The Organization for Economic Cooperation and Development (OECD) is addressing international tax challenges with a two-pillar approach, as agreed by the Inclusive Framework (IC) of the OECD/G20 Base Erosion and Profit Shifting (BEPS) Project in 2021. The BEPS Project has made significant progress in establishing measures to prevent artificial profit shifting by multinational enterprises (MNEs).

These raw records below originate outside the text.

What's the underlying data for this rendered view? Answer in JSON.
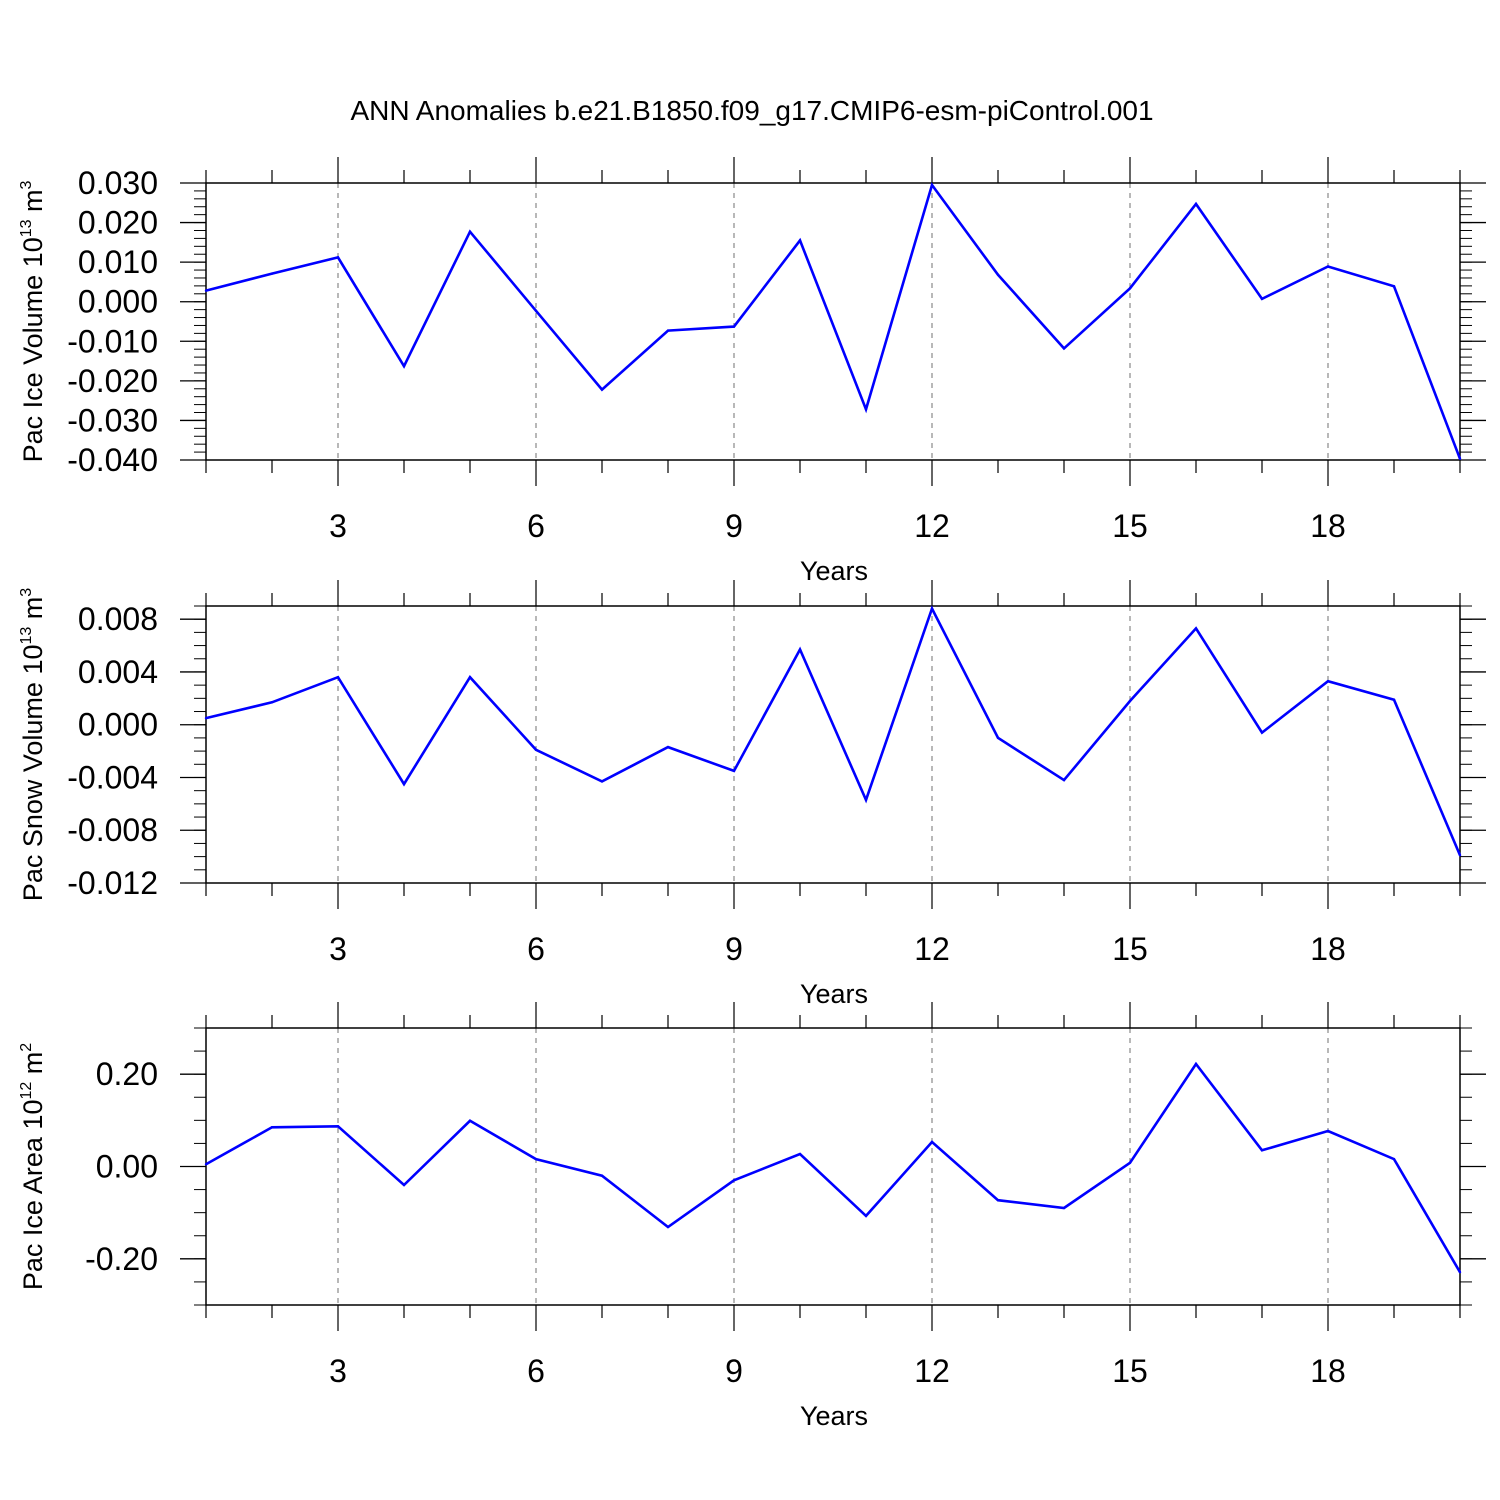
{
  "title": "ANN Anomalies b.e21.B1850.f09_g17.CMIP6-esm-piControl.001",
  "line_color": "#0000ff",
  "grid_color": "#888888",
  "chart_data": [
    {
      "type": "line",
      "xlabel": "Years",
      "ylabel": {
        "main": "Pac Ice Volume 10",
        "exp": "13",
        "unit": " m",
        "unit_exp": "3"
      },
      "xlim": [
        1,
        20
      ],
      "ylim": [
        -0.04,
        0.03
      ],
      "x_ticks": [
        3,
        6,
        9,
        12,
        15,
        18
      ],
      "y_ticks": [
        -0.04,
        -0.03,
        -0.02,
        -0.01,
        0.0,
        0.01,
        0.02,
        0.03
      ],
      "y_tick_labels": [
        "-0.040",
        "-0.030",
        "-0.020",
        "-0.010",
        "0.000",
        "0.010",
        "0.020",
        "0.030"
      ],
      "y_minor_step": 0.002,
      "x": [
        1,
        2,
        3,
        4,
        5,
        6,
        7,
        8,
        9,
        10,
        11,
        12,
        13,
        14,
        15,
        16,
        17,
        18,
        19,
        20
      ],
      "values": [
        0.0028,
        0.0071,
        0.0112,
        -0.0163,
        0.0177,
        -0.0023,
        -0.0222,
        -0.0073,
        -0.0063,
        0.0155,
        -0.0272,
        0.0295,
        0.0068,
        -0.0118,
        0.0034,
        0.0247,
        0.0007,
        0.0089,
        0.0039,
        -0.0397
      ]
    },
    {
      "type": "line",
      "xlabel": "Years",
      "ylabel": {
        "main": "Pac Snow Volume 10",
        "exp": "13",
        "unit": " m",
        "unit_exp": "3"
      },
      "xlim": [
        1,
        20
      ],
      "ylim": [
        -0.012,
        0.009
      ],
      "x_ticks": [
        3,
        6,
        9,
        12,
        15,
        18
      ],
      "y_ticks": [
        -0.012,
        -0.008,
        -0.004,
        0.0,
        0.004,
        0.008
      ],
      "y_tick_labels": [
        "-0.012",
        "-0.008",
        "-0.004",
        "0.000",
        "0.004",
        "0.008"
      ],
      "y_minor_step": 0.001,
      "x": [
        1,
        2,
        3,
        4,
        5,
        6,
        7,
        8,
        9,
        10,
        11,
        12,
        13,
        14,
        15,
        16,
        17,
        18,
        19,
        20
      ],
      "values": [
        0.0005,
        0.0017,
        0.0036,
        -0.0045,
        0.0036,
        -0.0019,
        -0.0043,
        -0.0017,
        -0.0035,
        0.0057,
        -0.0057,
        0.0088,
        -0.001,
        -0.0042,
        0.0018,
        0.0073,
        -0.0006,
        0.0033,
        0.0019,
        -0.0099
      ]
    },
    {
      "type": "line",
      "xlabel": "Years",
      "ylabel": {
        "main": "Pac Ice Area 10",
        "exp": "12",
        "unit": " m",
        "unit_exp": "2"
      },
      "xlim": [
        1,
        20
      ],
      "ylim": [
        -0.3,
        0.3
      ],
      "x_ticks": [
        3,
        6,
        9,
        12,
        15,
        18
      ],
      "y_ticks": [
        -0.2,
        0.0,
        0.2
      ],
      "y_tick_labels": [
        "-0.20",
        "0.00",
        "0.20"
      ],
      "y_minor_step": 0.05,
      "x": [
        1,
        2,
        3,
        4,
        5,
        6,
        7,
        8,
        9,
        10,
        11,
        12,
        13,
        14,
        15,
        16,
        17,
        18,
        19,
        20
      ],
      "values": [
        0.005,
        0.085,
        0.087,
        -0.04,
        0.099,
        0.016,
        -0.02,
        -0.131,
        -0.03,
        0.027,
        -0.107,
        0.053,
        -0.073,
        -0.09,
        0.008,
        0.222,
        0.035,
        0.077,
        0.016,
        -0.229
      ]
    }
  ]
}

Pillar One focuses on profit allocation and the nexus concept. It moves away from traditional taxation based on “physical presence” by transferring taxing rights to the jurisdictions where business activities occur and profits are generated, known as market jurisdictions. The Pillar One provisions apply only to the largest multinational corporations, i.e., those with global revenues of more than 20 billion euros and a pre-tax profit margin of more than 10 percent.

The Pillar One approach is technically complex and will result in new taxing rights arising in favor of market jurisdictions. This will allow the taxation of residual profits in jurisdictions that generate at least €1 million in revenue (€250,000 for jurisdictions with a GDP of less than €40 billion). The allocation of a minimum profit for routine functions related to marketing and distribution activities is another aspect of Pillar One.

Pillar Two introduces a global minimum tax rate of 15 percent to reduce the incentive for MNEs to operate in low-tax jurisdictions, limit interstate tax competition and promote income tax sustainability. This pillar aims to ensure that MNEs pay a reasonable amount of tax in the countries where they generate profits and avoid exploiting loopholes in the international tax system.

In summary, Pillar One and Pillar Two represent a new approach to international taxation of MNEs that aims to prevent artificial profit shifting and ensure that MNEs pay a fair amount of tax in the countries where they generate profits.